Wednesday, December 26, 2018

Scandalous, Wild Hope

Tenderness is terrifying. The risk of vulnerability and being truly seen and seeing others clearly is a scandalous hope that hurts. Like a sharp intake of brackish water into lungs built for sky.

I cannot bear it.

I step into the light but I keep my eyes squeezed tight. You can’t see me if I can’t see you.

I feel your hand brush my hand but I pretend that I don’t.

I feel your eyes search mine, but I avert my gaze.

Your tenderness reaches out, looking for a heart to touch and I pull my lapel up to guard my neck.
I send my intentions from behind a curtain, hoping to be regarded but safely from a distance.
I can’t respond to any hint you give of tenderness even when I want to! I simply never developed the muscle to. I don’t even know how to try.

Instead, I wait. For what? Assurance of safety? Transparency of intent? Some guarantee?

We all wait with bated breath.

Build up walls no man (or woman) can scale- walls of unrealistic ideals and falsified hopes. Excuses to guard from disappointment and rejection. From things not working out one more time. From hoping again and watching those hopes turn to dust...

Jesus, tear down my walls. These monuments I’ve built to validate the lies I have believed protect me.  Teach me how to receive your tenderness so that I can receive the tenderness of others. So I can give tenderness freely from my heart, without fear. And without hesitation.

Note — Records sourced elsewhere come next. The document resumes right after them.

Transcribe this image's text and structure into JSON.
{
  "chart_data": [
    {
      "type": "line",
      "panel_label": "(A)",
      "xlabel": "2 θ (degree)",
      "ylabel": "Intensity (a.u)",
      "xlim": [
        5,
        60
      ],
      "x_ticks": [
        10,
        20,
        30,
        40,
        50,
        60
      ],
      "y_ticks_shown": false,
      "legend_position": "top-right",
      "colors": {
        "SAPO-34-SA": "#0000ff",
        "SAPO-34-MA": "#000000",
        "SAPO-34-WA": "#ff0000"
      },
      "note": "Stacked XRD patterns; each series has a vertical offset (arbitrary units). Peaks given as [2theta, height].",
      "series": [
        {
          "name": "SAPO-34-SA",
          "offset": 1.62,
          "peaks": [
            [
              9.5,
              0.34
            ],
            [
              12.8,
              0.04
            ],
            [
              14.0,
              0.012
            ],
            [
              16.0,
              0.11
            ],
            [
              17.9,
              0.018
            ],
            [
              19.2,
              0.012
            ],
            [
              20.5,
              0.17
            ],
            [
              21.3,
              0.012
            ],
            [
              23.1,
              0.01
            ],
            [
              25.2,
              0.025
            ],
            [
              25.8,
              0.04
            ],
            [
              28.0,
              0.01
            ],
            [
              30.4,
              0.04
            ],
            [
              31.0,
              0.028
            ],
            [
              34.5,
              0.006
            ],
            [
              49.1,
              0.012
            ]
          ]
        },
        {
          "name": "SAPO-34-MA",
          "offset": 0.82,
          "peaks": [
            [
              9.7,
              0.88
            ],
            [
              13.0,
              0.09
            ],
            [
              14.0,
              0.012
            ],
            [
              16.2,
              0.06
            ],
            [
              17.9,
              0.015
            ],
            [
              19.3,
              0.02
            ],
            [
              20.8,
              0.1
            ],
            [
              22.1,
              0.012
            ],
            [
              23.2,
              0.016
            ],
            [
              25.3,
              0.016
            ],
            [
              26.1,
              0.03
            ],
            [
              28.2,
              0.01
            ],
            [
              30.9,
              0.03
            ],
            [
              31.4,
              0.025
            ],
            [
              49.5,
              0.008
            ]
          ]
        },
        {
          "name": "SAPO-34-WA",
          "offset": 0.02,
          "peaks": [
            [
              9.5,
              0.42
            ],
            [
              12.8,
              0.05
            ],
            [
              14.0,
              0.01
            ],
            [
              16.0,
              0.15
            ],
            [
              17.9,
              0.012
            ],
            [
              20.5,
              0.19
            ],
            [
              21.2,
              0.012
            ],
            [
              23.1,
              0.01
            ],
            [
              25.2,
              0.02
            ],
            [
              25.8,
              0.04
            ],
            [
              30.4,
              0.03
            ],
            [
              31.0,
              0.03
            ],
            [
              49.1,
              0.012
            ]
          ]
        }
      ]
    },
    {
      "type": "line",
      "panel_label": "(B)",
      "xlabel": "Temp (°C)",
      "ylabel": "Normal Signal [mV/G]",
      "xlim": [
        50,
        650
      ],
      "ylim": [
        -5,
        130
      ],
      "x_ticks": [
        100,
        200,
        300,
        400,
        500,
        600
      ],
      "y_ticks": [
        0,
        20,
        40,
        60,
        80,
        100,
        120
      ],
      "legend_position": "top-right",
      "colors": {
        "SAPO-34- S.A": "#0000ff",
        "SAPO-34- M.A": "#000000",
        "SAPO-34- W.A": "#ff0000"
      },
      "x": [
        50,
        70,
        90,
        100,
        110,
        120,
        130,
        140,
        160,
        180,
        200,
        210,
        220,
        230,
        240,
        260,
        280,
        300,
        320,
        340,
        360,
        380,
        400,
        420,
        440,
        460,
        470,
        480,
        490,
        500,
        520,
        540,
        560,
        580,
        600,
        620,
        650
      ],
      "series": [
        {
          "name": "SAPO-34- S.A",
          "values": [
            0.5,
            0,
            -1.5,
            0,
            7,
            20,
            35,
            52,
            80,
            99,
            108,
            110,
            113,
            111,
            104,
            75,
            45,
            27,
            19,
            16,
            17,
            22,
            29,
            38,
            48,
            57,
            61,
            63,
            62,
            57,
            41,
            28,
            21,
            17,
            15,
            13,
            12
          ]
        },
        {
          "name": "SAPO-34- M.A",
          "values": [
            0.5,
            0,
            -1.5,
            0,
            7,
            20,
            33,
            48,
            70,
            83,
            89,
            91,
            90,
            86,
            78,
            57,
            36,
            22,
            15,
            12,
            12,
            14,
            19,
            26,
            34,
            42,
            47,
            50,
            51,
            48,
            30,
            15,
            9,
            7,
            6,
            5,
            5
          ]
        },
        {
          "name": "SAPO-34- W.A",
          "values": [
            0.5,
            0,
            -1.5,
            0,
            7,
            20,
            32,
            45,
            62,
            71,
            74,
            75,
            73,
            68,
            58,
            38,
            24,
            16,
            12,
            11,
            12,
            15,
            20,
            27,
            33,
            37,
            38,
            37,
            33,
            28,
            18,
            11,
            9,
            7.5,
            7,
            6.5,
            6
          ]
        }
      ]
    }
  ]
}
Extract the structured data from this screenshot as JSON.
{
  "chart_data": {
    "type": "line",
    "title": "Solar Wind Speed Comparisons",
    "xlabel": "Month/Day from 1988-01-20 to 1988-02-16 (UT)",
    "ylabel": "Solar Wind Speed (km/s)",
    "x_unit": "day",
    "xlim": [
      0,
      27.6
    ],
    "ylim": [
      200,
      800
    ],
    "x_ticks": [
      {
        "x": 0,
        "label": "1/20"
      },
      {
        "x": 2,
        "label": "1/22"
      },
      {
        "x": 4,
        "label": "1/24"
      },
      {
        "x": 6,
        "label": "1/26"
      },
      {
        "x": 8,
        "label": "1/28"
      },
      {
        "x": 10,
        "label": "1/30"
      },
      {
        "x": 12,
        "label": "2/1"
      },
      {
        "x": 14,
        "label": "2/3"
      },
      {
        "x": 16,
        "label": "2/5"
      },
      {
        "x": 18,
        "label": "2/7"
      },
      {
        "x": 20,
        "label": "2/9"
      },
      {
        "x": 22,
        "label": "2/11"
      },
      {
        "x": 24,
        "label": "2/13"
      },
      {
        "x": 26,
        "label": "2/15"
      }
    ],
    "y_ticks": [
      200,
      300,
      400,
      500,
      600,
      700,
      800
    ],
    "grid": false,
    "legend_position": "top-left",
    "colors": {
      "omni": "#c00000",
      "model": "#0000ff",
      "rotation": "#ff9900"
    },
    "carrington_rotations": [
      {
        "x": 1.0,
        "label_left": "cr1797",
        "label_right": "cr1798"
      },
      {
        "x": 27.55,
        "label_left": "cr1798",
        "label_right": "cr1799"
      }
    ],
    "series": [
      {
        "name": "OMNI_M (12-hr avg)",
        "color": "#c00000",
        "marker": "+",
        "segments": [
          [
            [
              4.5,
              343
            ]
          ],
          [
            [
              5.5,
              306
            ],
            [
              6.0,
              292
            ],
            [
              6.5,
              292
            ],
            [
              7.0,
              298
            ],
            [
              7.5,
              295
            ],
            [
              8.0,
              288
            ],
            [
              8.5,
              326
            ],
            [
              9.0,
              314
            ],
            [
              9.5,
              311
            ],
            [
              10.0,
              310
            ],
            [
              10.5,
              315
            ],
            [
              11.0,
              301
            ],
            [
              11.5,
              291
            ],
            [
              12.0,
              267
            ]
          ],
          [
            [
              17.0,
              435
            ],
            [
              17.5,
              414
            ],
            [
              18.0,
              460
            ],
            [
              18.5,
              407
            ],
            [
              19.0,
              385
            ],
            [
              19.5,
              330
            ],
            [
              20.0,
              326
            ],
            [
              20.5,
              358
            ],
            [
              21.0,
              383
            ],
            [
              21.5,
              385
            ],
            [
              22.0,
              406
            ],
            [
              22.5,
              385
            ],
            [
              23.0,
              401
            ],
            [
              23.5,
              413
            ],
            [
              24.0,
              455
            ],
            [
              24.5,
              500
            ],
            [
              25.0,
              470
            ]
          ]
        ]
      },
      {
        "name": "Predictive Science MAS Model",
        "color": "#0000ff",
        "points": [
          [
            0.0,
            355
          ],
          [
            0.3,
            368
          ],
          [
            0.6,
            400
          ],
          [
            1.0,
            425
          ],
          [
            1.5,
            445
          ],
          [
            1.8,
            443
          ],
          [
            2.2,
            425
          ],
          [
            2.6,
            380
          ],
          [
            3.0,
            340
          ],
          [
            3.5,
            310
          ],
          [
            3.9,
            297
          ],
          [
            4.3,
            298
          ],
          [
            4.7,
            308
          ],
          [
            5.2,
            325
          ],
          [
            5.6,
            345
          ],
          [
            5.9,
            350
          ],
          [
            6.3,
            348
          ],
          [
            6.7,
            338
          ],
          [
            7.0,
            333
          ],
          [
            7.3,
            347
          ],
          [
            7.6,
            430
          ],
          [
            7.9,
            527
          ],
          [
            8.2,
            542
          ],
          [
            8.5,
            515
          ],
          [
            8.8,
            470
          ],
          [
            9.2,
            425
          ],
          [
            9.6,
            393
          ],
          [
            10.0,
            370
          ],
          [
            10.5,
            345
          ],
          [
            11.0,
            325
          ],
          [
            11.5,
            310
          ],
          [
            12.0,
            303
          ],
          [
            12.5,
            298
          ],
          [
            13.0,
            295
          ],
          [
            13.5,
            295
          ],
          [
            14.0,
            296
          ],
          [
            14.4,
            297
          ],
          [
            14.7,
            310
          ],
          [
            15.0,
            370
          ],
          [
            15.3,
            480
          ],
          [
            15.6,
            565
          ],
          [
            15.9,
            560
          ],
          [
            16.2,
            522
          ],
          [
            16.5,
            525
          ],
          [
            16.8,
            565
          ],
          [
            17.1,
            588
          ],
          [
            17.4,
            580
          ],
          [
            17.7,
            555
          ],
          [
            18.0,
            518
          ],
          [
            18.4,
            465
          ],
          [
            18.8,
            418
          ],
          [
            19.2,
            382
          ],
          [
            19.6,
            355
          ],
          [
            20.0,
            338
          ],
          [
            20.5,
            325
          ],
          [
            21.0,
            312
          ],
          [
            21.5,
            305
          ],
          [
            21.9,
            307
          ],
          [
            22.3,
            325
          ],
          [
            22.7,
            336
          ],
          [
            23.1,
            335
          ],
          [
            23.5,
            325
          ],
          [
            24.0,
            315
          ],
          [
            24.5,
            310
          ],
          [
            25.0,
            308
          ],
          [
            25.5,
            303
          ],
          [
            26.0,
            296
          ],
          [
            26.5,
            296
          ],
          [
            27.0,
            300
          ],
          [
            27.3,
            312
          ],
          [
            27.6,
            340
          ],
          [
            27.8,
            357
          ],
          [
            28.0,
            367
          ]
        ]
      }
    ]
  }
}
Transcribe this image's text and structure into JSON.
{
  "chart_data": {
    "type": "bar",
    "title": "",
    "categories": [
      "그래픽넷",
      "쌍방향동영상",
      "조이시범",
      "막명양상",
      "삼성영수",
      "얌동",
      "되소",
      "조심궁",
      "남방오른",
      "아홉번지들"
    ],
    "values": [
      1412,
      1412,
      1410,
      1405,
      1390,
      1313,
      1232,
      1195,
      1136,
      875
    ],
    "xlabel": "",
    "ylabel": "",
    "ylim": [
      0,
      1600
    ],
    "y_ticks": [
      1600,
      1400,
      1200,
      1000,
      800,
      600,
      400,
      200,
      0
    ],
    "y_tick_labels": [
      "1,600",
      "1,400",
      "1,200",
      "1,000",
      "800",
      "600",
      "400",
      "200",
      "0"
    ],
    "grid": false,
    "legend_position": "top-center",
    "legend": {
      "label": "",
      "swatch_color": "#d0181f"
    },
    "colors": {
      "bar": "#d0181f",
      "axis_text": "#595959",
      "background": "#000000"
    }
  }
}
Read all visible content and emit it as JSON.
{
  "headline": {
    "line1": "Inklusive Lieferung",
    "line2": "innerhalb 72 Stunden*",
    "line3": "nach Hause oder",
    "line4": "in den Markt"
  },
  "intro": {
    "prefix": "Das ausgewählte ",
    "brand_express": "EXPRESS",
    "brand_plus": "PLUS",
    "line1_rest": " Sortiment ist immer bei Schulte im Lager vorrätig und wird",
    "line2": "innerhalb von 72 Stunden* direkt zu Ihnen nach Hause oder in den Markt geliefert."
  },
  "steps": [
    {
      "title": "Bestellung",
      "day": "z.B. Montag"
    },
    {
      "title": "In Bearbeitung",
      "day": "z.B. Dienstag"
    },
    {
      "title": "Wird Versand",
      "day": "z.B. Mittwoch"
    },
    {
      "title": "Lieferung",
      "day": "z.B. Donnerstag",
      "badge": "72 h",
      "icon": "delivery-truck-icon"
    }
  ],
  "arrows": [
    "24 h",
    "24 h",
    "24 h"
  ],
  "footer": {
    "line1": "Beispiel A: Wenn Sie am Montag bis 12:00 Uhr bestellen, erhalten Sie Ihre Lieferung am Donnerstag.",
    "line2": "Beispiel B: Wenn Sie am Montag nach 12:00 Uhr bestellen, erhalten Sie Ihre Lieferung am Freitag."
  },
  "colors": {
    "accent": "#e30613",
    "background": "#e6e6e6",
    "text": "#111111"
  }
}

I want to speak all of the languages of love, Jesus. I want to speak them in all the ways- softly, loudly. I want to love so fiercely and so bravely that people feel loved even just sitting in the silence with me, in the dark of night under a star-filled sky. I want to breathe love- in and out. I want it to pour from my eyes and from my lips. I want to be known as someone who loves like you do.

And I want to be able to receive love with the same ferocity. With the same open arms. With the same fearless, brave and wild hope that YOU love.

You are never scared to love with all you have and to open your heart wide to receive us.

Even when we hurt your vulnerability and your exposed heart. Even when we reject you and defile and mock your love.

Still you are both relentless and patient. Both pursuing and steady. Calm and wild. You are the storm of the calm.

I want to be just like you. Teach and empower me how to love and live like you. Increase my faith and my brave heart and my wild hope.